Hi John, it might be a transplant shock which is very common for olive trees after placing them in a new spot. It may take a while for the olive tree to adjust to a new place and thrive. If the soil you planted olive tree is well-draining and you overwatered for a short period, it should not be a problem. Otherwise, stop watering it, make sure it is placed in the sunniest place in your garden and patiently wait tree to recover. bear in mind, olive trees are very hardy trees – even if you overwater them once, it wont damage its root and wont kill a tree.
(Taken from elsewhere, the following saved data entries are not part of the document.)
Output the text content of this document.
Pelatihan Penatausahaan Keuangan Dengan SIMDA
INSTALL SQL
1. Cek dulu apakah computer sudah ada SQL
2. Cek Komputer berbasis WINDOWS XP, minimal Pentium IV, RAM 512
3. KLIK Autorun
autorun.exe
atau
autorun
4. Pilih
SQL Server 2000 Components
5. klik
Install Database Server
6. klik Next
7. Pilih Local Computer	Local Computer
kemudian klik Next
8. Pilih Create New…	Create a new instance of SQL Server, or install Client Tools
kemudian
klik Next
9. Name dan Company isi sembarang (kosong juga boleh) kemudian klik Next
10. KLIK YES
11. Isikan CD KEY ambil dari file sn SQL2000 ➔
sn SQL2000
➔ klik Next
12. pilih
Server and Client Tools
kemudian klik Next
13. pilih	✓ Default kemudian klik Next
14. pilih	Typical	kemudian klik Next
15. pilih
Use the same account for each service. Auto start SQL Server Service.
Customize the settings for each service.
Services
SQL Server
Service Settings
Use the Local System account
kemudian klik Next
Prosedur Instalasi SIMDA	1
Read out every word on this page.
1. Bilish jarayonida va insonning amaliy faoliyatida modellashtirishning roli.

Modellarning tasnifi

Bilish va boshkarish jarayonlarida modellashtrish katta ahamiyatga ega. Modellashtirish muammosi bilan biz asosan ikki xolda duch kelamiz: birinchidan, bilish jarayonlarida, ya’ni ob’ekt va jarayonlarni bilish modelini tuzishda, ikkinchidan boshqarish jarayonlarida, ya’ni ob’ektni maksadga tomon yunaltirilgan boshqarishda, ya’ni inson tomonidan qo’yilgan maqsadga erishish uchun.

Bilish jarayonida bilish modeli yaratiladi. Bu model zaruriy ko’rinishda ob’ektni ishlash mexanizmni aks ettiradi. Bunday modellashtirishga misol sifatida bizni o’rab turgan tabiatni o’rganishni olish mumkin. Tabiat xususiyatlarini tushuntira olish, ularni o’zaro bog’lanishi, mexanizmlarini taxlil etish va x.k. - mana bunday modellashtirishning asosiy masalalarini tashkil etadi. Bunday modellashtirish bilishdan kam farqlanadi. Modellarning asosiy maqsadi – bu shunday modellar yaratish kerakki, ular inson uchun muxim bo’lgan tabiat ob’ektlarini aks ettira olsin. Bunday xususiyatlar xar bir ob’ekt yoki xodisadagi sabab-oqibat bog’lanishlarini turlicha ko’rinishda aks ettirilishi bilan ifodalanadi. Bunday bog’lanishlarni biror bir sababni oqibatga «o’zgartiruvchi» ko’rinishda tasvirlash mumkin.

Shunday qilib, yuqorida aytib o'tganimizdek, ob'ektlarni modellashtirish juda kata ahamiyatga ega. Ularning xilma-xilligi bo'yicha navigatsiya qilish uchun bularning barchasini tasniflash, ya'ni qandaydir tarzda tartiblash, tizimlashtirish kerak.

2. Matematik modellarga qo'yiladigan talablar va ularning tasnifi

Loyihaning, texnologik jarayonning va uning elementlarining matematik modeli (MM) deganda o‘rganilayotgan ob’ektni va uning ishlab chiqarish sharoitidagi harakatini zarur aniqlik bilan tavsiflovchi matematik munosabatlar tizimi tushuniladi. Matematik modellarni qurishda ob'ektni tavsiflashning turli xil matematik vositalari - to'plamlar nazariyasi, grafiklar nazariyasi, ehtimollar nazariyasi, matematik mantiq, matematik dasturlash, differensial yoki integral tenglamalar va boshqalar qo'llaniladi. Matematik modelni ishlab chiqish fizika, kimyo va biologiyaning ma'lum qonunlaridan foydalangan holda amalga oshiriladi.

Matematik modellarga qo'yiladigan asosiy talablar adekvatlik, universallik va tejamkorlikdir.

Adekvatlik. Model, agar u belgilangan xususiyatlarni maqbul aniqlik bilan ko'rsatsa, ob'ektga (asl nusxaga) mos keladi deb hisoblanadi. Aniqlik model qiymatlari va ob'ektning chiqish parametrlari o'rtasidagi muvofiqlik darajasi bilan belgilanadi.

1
Hi! I recently received a beautiful olive tree as a tribute to my father who recently passed. Will out of town for the funeral my neighbor watered and unfortunately my husband forgot to drill a drainage hole in the new pot for the tree. When I came back , my poor tree was drowning in water . The leaves are curling some which is what tipped me off that something was wrong. I removed it from the pot and let the roots dry out for about 5-6 hours . I am really-planted and and hoping for the best . My question is .. should I hold from watering for a few days, or give it some water since I transplanted ? My poor tree has definitely had some trauma! Pleas help ! Thanks!!!
Dear Barbara, I am deeply sorry to hear about your loss. You did well letting your olive tree roots drain. If you have transplanted it into fresh soil, you should still water your olive tree. Otherwise, keep it to dry fully prior to watering again and don’t worry – overwatering can cause irrevocable damage only if it happens frequently and for a long period of time.